Use the Pythagorean identity to manipulate the right-hand side: since ##sin^2x+cos^2x=1## we know that ##-1=-sin^2x-cos^2x##. We can plug these in for the ##-1## and ##1## in the equation.
##= (2 sin^2 x-sin^2 x – cos^2 x)/(sin^2 x + cos^2 x+ 2 sin x cos x)##
In the numerator combine the like terms. In the denominator recognize that this is in the pattern for a perfect square binomial: ##(a+b)^2=a^2+2ab+b^2##. Here ##a=sinx## and ##b=cosx##.
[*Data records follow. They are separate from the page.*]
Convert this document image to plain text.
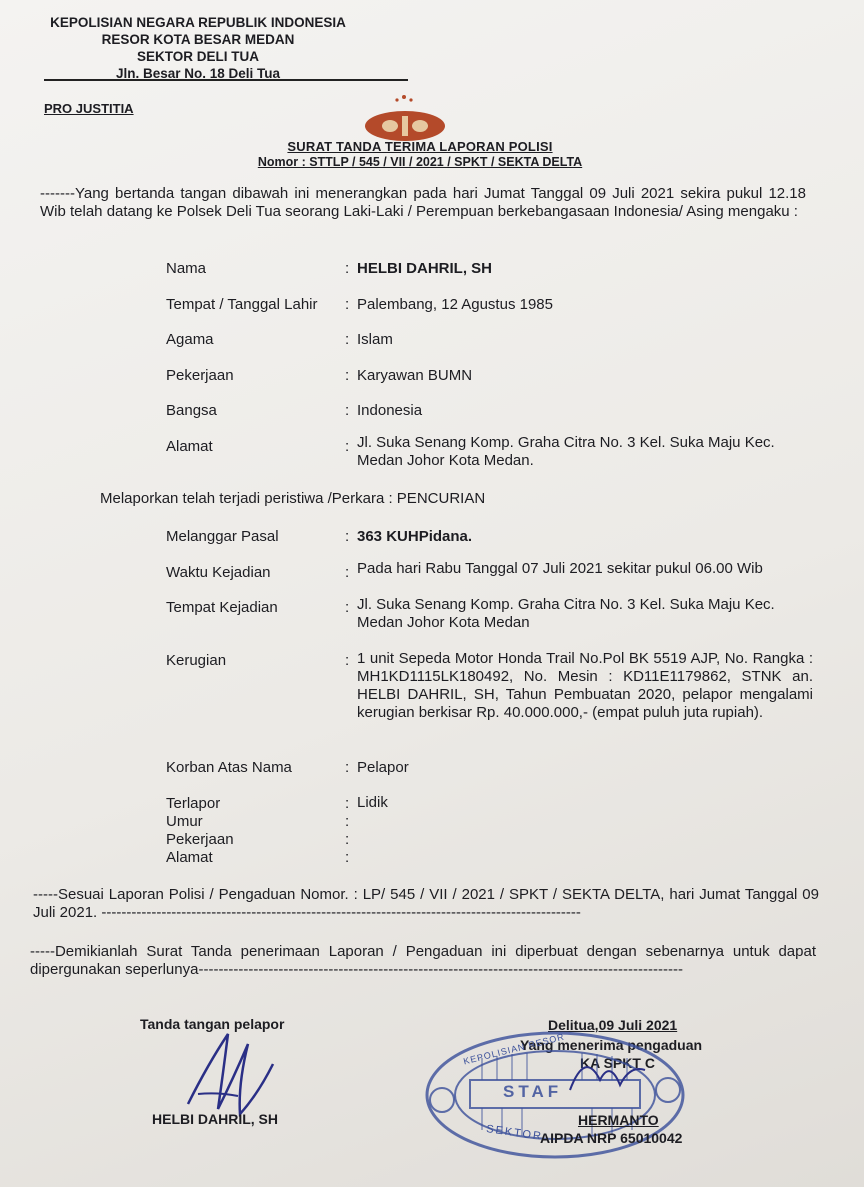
KEPOLISIAN NEGARA REPUBLIK INDONESIA
RESOR KOTA BESAR MEDAN
SEKTOR DELI TUA
Jln. Besar No. 18 Deli Tua
PRO JUSTITIA
SURAT TANDA TERIMA LAPORAN POLISI
Nomor : STTLP / 545 / VII / 2021 / SPKT / SEKTA DELTA
-------Yang bertanda tangan dibawah ini menerangkan pada hari Jumat Tanggal 09 Juli 2021 sekira pukul 12.18 Wib telah datang ke Polsek Deli Tua seorang Laki-Laki / Perempuan berkebangasaan Indonesia/ Asing mengaku :
Nama	: HELBI DAHRIL, SH
Tempat / Tanggal Lahir : Palembang, 12 Agustus 1985
Agama	: Islam
Pekerjaan	: Karyawan BUMN
Bangsa	: Indonesia
Alamat	: Jl. Suka Senang Komp. Graha Citra No. 3 Kel. Suka Maju Kec. Medan Johor Kota Medan.
Melaporkan telah terjadi peristiwa /Perkara : PENCURIAN
Melanggar Pasal	: 363 KUHPidana.
Waktu Kejadian	: Pada hari Rabu Tanggal 07 Juli 2021 sekitar pukul 06.00 Wib
Tempat Kejadian	: Jl. Suka Senang Komp. Graha Citra No. 3 Kel. Suka Maju Kec. Medan Johor Kota Medan
Kerugian	: 1 unit Sepeda Motor Honda Trail No.Pol BK 5519 AJP, No. Rangka : MH1KD1115LK180492, No. Mesin : KD11E1179862, STNK an. HELBI DAHRIL, SH, Tahun Pembuatan 2020, pelapor mengalami kerugian berkisar Rp. 40.000.000,- (empat puluh juta rupiah).
Korban Atas Nama	: Pelapor
Terlapor	: Lidik
Umur	:
Pekerjaan	:
Alamat	:
-----Sesuai Laporan Polisi / Pengaduan Nomor. : LP/ 545 / VII / 2021 / SPKT / SEKTA DELTA, hari Jumat Tanggal 09 Juli 2021. ------------------------------------------------------------------------------------------------
-----Demikianlah Surat Tanda penerimaan Laporan / Pengaduan ini diperbuat dengan sebenarnya untuk dapat dipergunakan seperlunya-------------------------------------------------------------------------------------------------
Tanda tangan pelapor
HELBI DAHRIL, SH
Delitua,09 Juli 2021
Yang menerima pengaduan
KA SPKT C
KEPOLISIAN RESOR
STAF
SEKTOR
HERMANTO
AIPDA NRP 65010042
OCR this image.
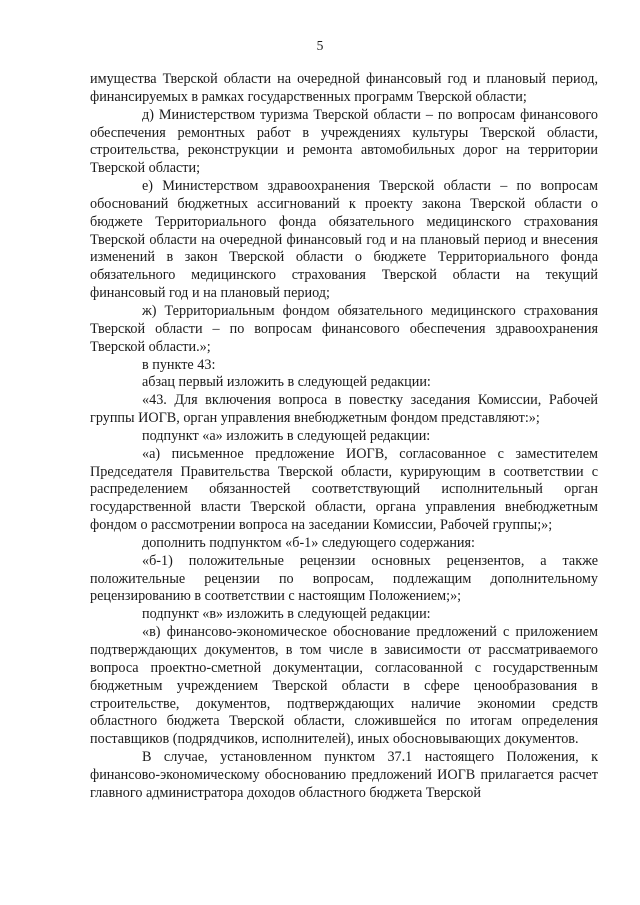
5

имущества Тверской области на очередной финансовый год и плановый период, финансируемых в рамках государственных программ Тверской области;

д) Министерством туризма Тверской области – по вопросам финансового обеспечения ремонтных работ в учреждениях культуры Тверской области, строительства, реконструкции и ремонта автомобильных дорог на территории Тверской области;

е) Министерством здравоохранения Тверской области – по вопросам обоснований бюджетных ассигнований к проекту закона Тверской области о бюджете Территориального фонда обязательного медицинского страхования Тверской области на очередной финансовый год и на плановый период и внесения изменений в закон Тверской области о бюджете Территориального фонда обязательного медицинского страхования Тверской области на текущий финансовый год и на плановый период;

ж) Территориальным фондом обязательного медицинского страхования Тверской области – по вопросам финансового обеспечения здравоохранения Тверской области.»;

в пункте 43:

абзац первый изложить в следующей редакции:

«43. Для включения вопроса в повестку заседания Комиссии, Рабочей группы ИОГВ, орган управления внебюджетным фондом представляют:»;

подпункт «а» изложить в следующей редакции:

«а) письменное предложение ИОГВ, согласованное с заместителем Председателя Правительства Тверской области, курирующим в соответствии с распределением обязанностей соответствующий исполнительный орган государственной власти Тверской области, органа управления внебюджетным фондом о рассмотрении вопроса на заседании Комиссии, Рабочей группы;»;

дополнить подпунктом «б-1» следующего содержания:

«б-1) положительные рецензии основных рецензентов, а также положительные рецензии по вопросам, подлежащим дополнительному рецензированию в соответствии с настоящим Положением;»;

подпункт «в» изложить в следующей редакции:

«в) финансово-экономическое обоснование предложений с приложением подтверждающих документов, в том числе в зависимости от рассматриваемого вопроса проектно-сметной документации, согласованной с государственным бюджетным учреждением Тверской области в сфере ценообразования в строительстве, документов, подтверждающих наличие экономии средств областного бюджета Тверской области, сложившейся по итогам определения поставщиков (подрядчиков, исполнителей), иных обосновывающих документов.

В случае, установленном пунктом 37.1 настоящего Положения, к финансово-экономическому обоснованию предложений ИОГВ прилагается расчет главного администратора доходов областного бюджета Тверской
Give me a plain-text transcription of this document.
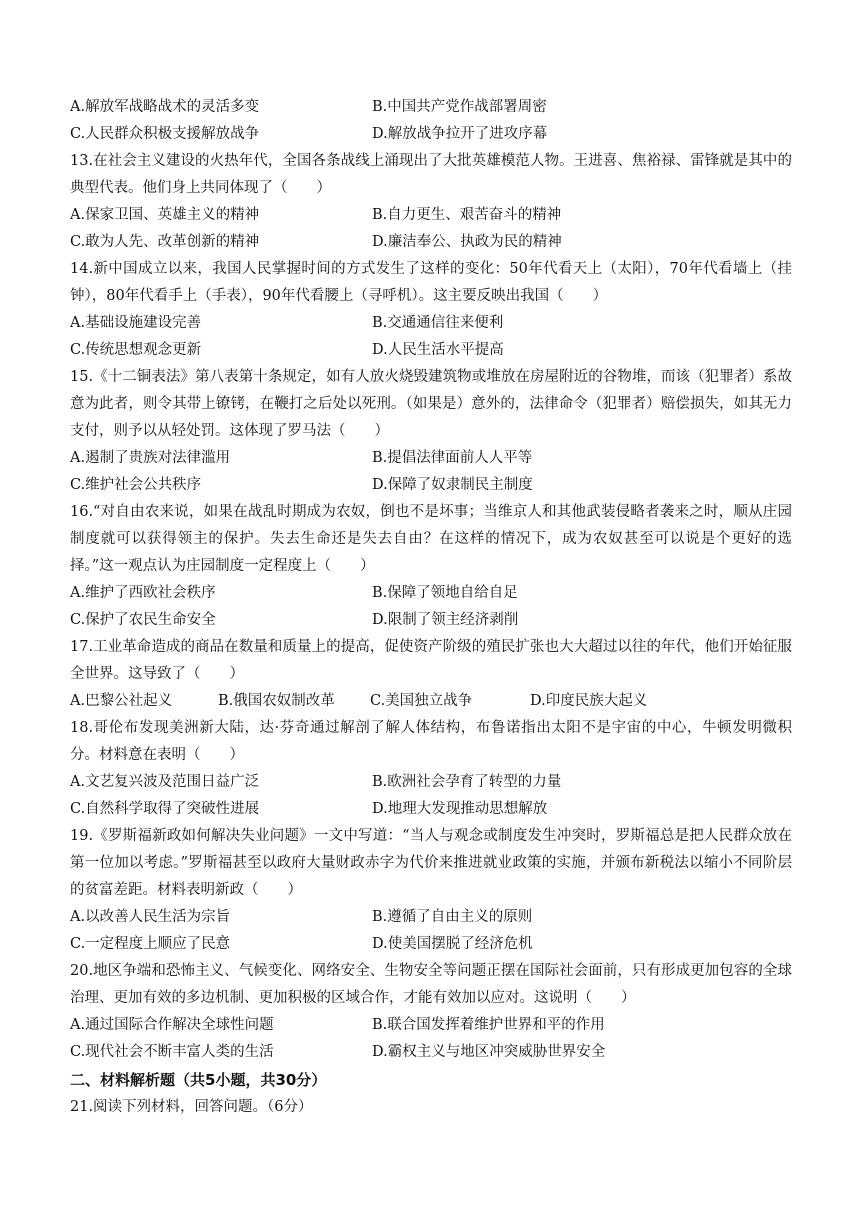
A.解放军战略战术的灵活多变	B.中国共产党作战部署周密
C.人民群众积极支援解放战争	D.解放战争拉开了进攻序幕
13.在社会主义建设的火热年代，全国各条战线上涌现出了大批英雄模范人物。王进喜、焦裕禄、雷锋就是其中的典型代表。他们身上共同体现了（　　）
A.保家卫国、英雄主义的精神	B.自力更生、艰苦奋斗的精神
C.敢为人先、改革创新的精神	D.廉洁奉公、执政为民的精神
14.新中国成立以来，我国人民掌握时间的方式发生了这样的变化：50年代看天上（太阳），70年代看墙上（挂钟），80年代看手上（手表），90年代看腰上（寻呼机）。这主要反映出我国（　　）
A.基础设施建设完善	B.交通通信往来便利
C.传统思想观念更新	D.人民生活水平提高
15.《十二铜表法》第八表第十条规定，如有人放火烧毁建筑物或堆放在房屋附近的谷物堆，而该（犯罪者）系故意为此者，则令其带上镣铐，在鞭打之后处以死刑。（如果是）意外的，法律命令（犯罪者）赔偿损失，如其无力支付，则予以从轻处罚。这体现了罗马法（　　）
A.遏制了贵族对法律滥用	B.提倡法律面前人人平等
C.维护社会公共秩序	D.保障了奴隶制民主制度
16.“对自由农来说，如果在战乱时期成为农奴，倒也不是坏事；当维京人和其他武装侵略者袭来之时，顺从庄园制度就可以获得领主的保护。失去生命还是失去自由？在这样的情况下，成为农奴甚至可以说是个更好的选择。”这一观点认为庄园制度一定程度上（　　）
A.维护了西欧社会秩序	B.保障了领地自给自足
C.保护了农民生命安全	D.限制了领主经济剥削
17.工业革命造成的商品在数量和质量上的提高，促使资产阶级的殖民扩张也大大超过以往的年代，他们开始征服全世界。这导致了（　　）
A.巴黎公社起义	B.俄国农奴制改革	C.美国独立战争	D.印度民族大起义
18.哥伦布发现美洲新大陆，达·芬奇通过解剖了解人体结构，布鲁诺指出太阳不是宇宙的中心，牛顿发明微积分。材料意在表明（　　）
A.文艺复兴波及范围日益广泛	B.欧洲社会孕育了转型的力量
C.自然科学取得了突破性进展	D.地理大发现推动思想解放
19.《罗斯福新政如何解决失业问题》一文中写道：“当人与观念或制度发生冲突时，罗斯福总是把人民群众放在第一位加以考虑。”罗斯福甚至以政府大量财政赤字为代价来推进就业政策的实施，并颁布新税法以缩小不同阶层的贫富差距。材料表明新政（　　）
A.以改善人民生活为宗旨	B.遵循了自由主义的原则
C.一定程度上顺应了民意	D.使美国摆脱了经济危机
20.地区争端和恐怖主义、气候变化、网络安全、生物安全等问题正摆在国际社会面前，只有形成更加包容的全球治理、更加有效的多边机制、更加积极的区域合作，才能有效加以应对。这说明（　　）
A.通过国际合作解决全球性问题	B.联合国发挥着维护世界和平的作用
C.现代社会不断丰富人类的生活	D.霸权主义与地区冲突威胁世界安全
二、材料解析题（共5小题，共30分）
21.阅读下列材料，回答问题。（6分）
##=(sin^2 x – cos^2 x)/(sin x + cos x )^2##
From here the numerator can be factored as a difference of squares which takes the form: ##a^2-b^2=(a+b)(a-b)##. Again ##a=sinx## and ##b=cosx##.
##= ((sin x + cos x)(sin x – cos x))/(sin x + cos x)^2##
Cancel the ##(sinx+cosx)## term.
##= (sin x – cos x)/(sinx + cos x)##
This is the left-hand side of the equation.